Let's say we want to find the 2 items which have their value the closest to 10:
A = {'abc': 12.3, 'def': 17.3, 'dsfsf': 18, 'ppp': 3.2, "jlkljkjlk": 9.23}
It works with:
def nearest(D, centre, k=10):
return sorted([[d, D[d], abs(D[d] - centre)] for d in D], key=lambda e: e[2])[:k]
print(nearest(A, centre=10, k=2))
[['jlkljkjlk', 9.23, 0.7699999999999996], ['abc', 12.3, 2.3000000000000007]]
But is there a Python built-in way to do this and/or a more optimized version when the dict has a much larger size (hundreds of thousands of items)?
If you do not mind using Pandas:
import pandas as pd
closest = (pd.Series(A) - 10).abs().sort_values()[:2]
#jlkljkjlk 0.77
#abc 2.30
closest.to_dict()
#{'jlkljkjlk': 0.7699999999999996, 'abc': 2.3000000000000007}
You could use heapq.nsmallest():
from heapq import nsmallest
A = {'abc': 12.3, 'def': 17.3, 'dsfsf': 18, 'ppp': 3.2, 'jlkljkjlk': 9.23}
def nearest(D, centre, k=10):
return [[x, D[x], abs(D[x] - centre)] for x in nsmallest(k, D, key=lambda x: abs(D[x] - centre))]
print(nearest(A, centre=10, k=2))
# [['jlkljkjlk', 9.23, 0.7699999999999996], ['abc', 12.3, 2.3000000000000007]]
As far as time complexity, this runs in O(n log(k)) time instead of O(n log(n)) of the solution based on sorting the dictionary.
Given you need to perform a lookup quite often, we can make this an O(log n) algorithm, by first storing the data in a sorted list:
from operator import itemgetter
ks = sorted(A.items(), key=itemgetter(1))

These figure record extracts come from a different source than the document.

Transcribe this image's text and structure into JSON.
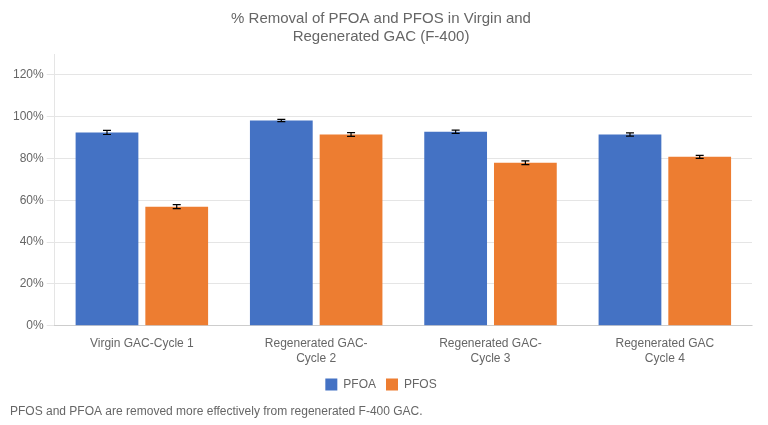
{
  "chart_data": {
    "type": "bar",
    "title": "% Removal of PFOA and PFOS in Virgin and\nRegenerated GAC (F-400)",
    "categories": [
      "Virgin GAC-Cycle 1",
      "Regenerated GAC-\nCycle 2",
      "Regenerated GAC-\nCycle 3",
      "Regenerated GAC\nCycle 4"
    ],
    "series": [
      {
        "name": "PFOA",
        "color": "#4472C4",
        "values": [
          0.925,
          0.982,
          0.928,
          0.915
        ],
        "errors": [
          0.01,
          0.005,
          0.008,
          0.008
        ]
      },
      {
        "name": "PFOS",
        "color": "#ED7D31",
        "values": [
          0.57,
          0.915,
          0.78,
          0.808
        ],
        "errors": [
          0.01,
          0.009,
          0.009,
          0.007
        ]
      }
    ],
    "ylim": [
      0,
      1.3
    ],
    "yticks": [
      {
        "value": 0,
        "label": "0%"
      },
      {
        "value": 0.2,
        "label": "20%"
      },
      {
        "value": 0.4,
        "label": "40%"
      },
      {
        "value": 0.6,
        "label": "60%"
      },
      {
        "value": 0.8,
        "label": "80%"
      },
      {
        "value": 1.0,
        "label": "100%"
      },
      {
        "value": 1.2,
        "label": "120%"
      }
    ],
    "grid": true,
    "legend": "bottom",
    "footnote": "PFOS and PFOA are removed more effectively from regenerated F-400 GAC."
  }
}
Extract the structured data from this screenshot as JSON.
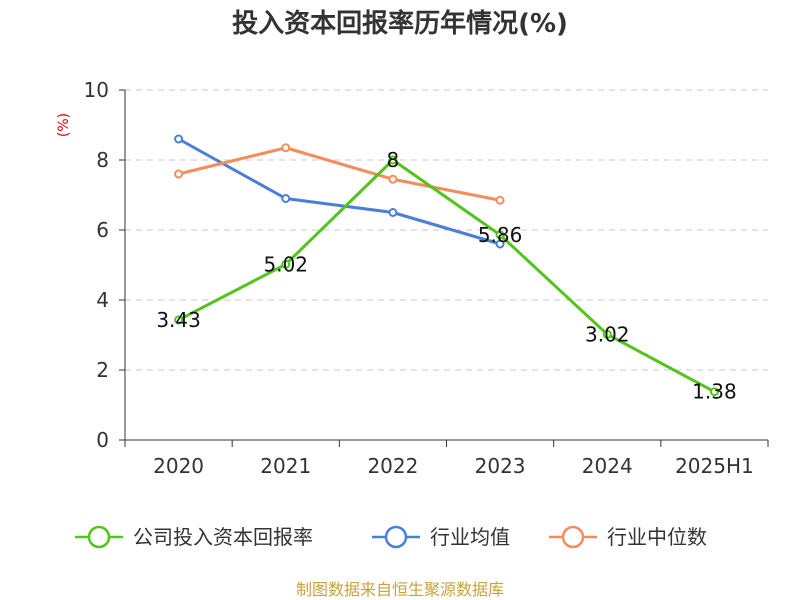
{
  "chart_data": {
    "type": "line",
    "title": "投入资本回报率历年情况(%)",
    "ylabel": "(%)",
    "ylim": [
      0,
      10
    ],
    "yticks": [
      0,
      2,
      4,
      6,
      8,
      10
    ],
    "categories": [
      "2020",
      "2021",
      "2022",
      "2023",
      "2024",
      "2025H1"
    ],
    "grid": true,
    "legend_position": "bottom",
    "series": [
      {
        "name": "公司投入资本回报率",
        "color": "#52c41a",
        "values": [
          3.43,
          5.02,
          8,
          5.86,
          3.02,
          1.38
        ],
        "labels": [
          "3.43",
          "5.02",
          "8",
          "5.86",
          "3.02",
          "1.38"
        ]
      },
      {
        "name": "行业均值",
        "color": "#4a7fd8",
        "values": [
          8.6,
          6.9,
          6.5,
          5.6,
          null,
          null
        ]
      },
      {
        "name": "行业中位数",
        "color": "#f58c5a",
        "values": [
          7.6,
          8.35,
          7.45,
          6.85,
          null,
          null
        ]
      }
    ],
    "source": "制图数据来自恒生聚源数据库"
  }
}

vs = list(map(itemgetter(1), ks))
Then for each item we can use the bisect.bisect_left point to determine the insertion point. We can then check the two surrounding values, to check the smallest, and return the corresponding key. It is also possible that
from bisect import bisect_left
from operator import itemgetter
def closests(v):
idx = bisect_left(vs, v)
i, j = max(0, idx-1), min(idx+2, len(ks))
part = ks[i:j]
return sorted([[*pi, abs(pi[-1]-v)] for pi in part], key=itemgetter(-1))[:2]

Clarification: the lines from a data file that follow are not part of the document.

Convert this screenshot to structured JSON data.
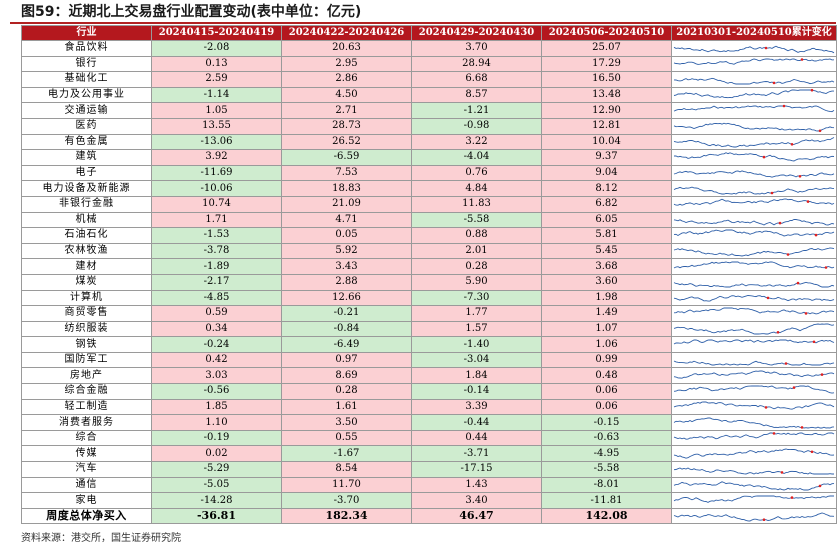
{
  "title": "图59：近期北上交易盘行业配置变动(表中单位：亿元)",
  "source": "资料来源：港交所，国生证券研究院",
  "header": {
    "industry": "行业",
    "periods": [
      "20240415-20240419",
      "20240422-20240426",
      "20240429-20240430",
      "20240506-20240510"
    ],
    "trend": "20210301-20240510累计变化"
  },
  "colors": {
    "header_bg": "#b4181e",
    "positive_bg": "#fbd0d3",
    "negative_bg": "#cfeccf",
    "line": "#2e5fa8",
    "marker": "#e02020"
  },
  "rows": [
    {
      "name": "食品饮料",
      "values": [
        "-2.08",
        "20.63",
        "3.70",
        "25.07"
      ]
    },
    {
      "name": "银行",
      "values": [
        "0.13",
        "2.95",
        "28.94",
        "17.29"
      ]
    },
    {
      "name": "基础化工",
      "values": [
        "2.59",
        "2.86",
        "6.68",
        "16.50"
      ]
    },
    {
      "name": "电力及公用事业",
      "values": [
        "-1.14",
        "4.50",
        "8.57",
        "13.48"
      ]
    },
    {
      "name": "交通运输",
      "values": [
        "1.05",
        "2.71",
        "-1.21",
        "12.90"
      ]
    },
    {
      "name": "医药",
      "values": [
        "13.55",
        "28.73",
        "-0.98",
        "12.81"
      ]
    },
    {
      "name": "有色金属",
      "values": [
        "-13.06",
        "26.52",
        "3.22",
        "10.04"
      ]
    },
    {
      "name": "建筑",
      "values": [
        "3.92",
        "-6.59",
        "-4.04",
        "9.37"
      ]
    },
    {
      "name": "电子",
      "values": [
        "-11.69",
        "7.53",
        "0.76",
        "9.04"
      ]
    },
    {
      "name": "电力设备及新能源",
      "values": [
        "-10.06",
        "18.83",
        "4.84",
        "8.12"
      ]
    },
    {
      "name": "非银行金融",
      "values": [
        "10.74",
        "21.09",
        "11.83",
        "6.82"
      ]
    },
    {
      "name": "机械",
      "values": [
        "1.71",
        "4.71",
        "-5.58",
        "6.05"
      ]
    },
    {
      "name": "石油石化",
      "values": [
        "-1.53",
        "0.05",
        "0.88",
        "5.81"
      ]
    },
    {
      "name": "农林牧渔",
      "values": [
        "-3.78",
        "5.92",
        "2.01",
        "5.45"
      ]
    },
    {
      "name": "建材",
      "values": [
        "-1.89",
        "3.43",
        "0.28",
        "3.68"
      ]
    },
    {
      "name": "煤炭",
      "values": [
        "-2.17",
        "2.88",
        "5.90",
        "3.60"
      ]
    },
    {
      "name": "计算机",
      "values": [
        "-4.85",
        "12.66",
        "-7.30",
        "1.98"
      ]
    },
    {
      "name": "商贸零售",
      "values": [
        "0.59",
        "-0.21",
        "1.77",
        "1.49"
      ]
    },
    {
      "name": "纺织服装",
      "values": [
        "0.34",
        "-0.84",
        "1.57",
        "1.07"
      ]
    },
    {
      "name": "钢铁",
      "values": [
        "-0.24",
        "-6.49",
        "-1.40",
        "1.06"
      ]
    },
    {
      "name": "国防军工",
      "values": [
        "0.42",
        "0.97",
        "-3.04",
        "0.99"
      ]
    },
    {
      "name": "房地产",
      "values": [
        "3.03",
        "8.69",
        "1.84",
        "0.48"
      ]
    },
    {
      "name": "综合金融",
      "values": [
        "-0.56",
        "0.28",
        "-0.14",
        "0.06"
      ]
    },
    {
      "name": "轻工制造",
      "values": [
        "1.85",
        "1.61",
        "3.39",
        "0.06"
      ]
    },
    {
      "name": "消费者服务",
      "values": [
        "1.10",
        "3.50",
        "-0.44",
        "-0.15"
      ]
    },
    {
      "name": "综合",
      "values": [
        "-0.19",
        "0.55",
        "0.44",
        "-0.63"
      ]
    },
    {
      "name": "传媒",
      "values": [
        "0.02",
        "-1.67",
        "-3.71",
        "-4.95"
      ]
    },
    {
      "name": "汽车",
      "values": [
        "-5.29",
        "8.54",
        "-17.15",
        "-5.58"
      ]
    },
    {
      "name": "通信",
      "values": [
        "-5.05",
        "11.70",
        "1.43",
        "-8.01"
      ]
    },
    {
      "name": "家电",
      "values": [
        "-14.28",
        "-3.70",
        "3.40",
        "-11.81"
      ]
    }
  ],
  "total": {
    "name": "周度总体净买入",
    "values": [
      "-36.81",
      "182.34",
      "46.47",
      "142.08"
    ]
  }
}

The above might not look as an improvement, but here we will always evaluate at most three elements in the sorted(..), and bisect_left will evaluate a logarithmic number of elements.
For example:
>>> closests(1)
[['ppp', 3.2, 2.2], ['jlkljkjlk', 9.23, 8.23]]
>>> closests(3.2)
[['ppp', 3.2, 0.0], ['jlkljkjlk', 9.23, 6.03]]
>>> closests(5)
[['ppp', 3.2, 1.7999999999999998], ['jlkljkjlk', 9.23, 4.23]]
>>> closests(9.22)
[['jlkljkjlk', 9.23, 0.009999999999999787], ['abc', 12.3, 3.08]]
>>> closests(9.24)
[['jlkljkjlk', 9.23, 0.009999999999999787], ['abc', 12.3, 3.0600000000000005]]
The "loading" phase thus takes O(n log n) (with n the number of elements). Then if we generalize the above method to fetch k elements (by increasing the slice), it would take O(log n + k log k) to perform a lookup.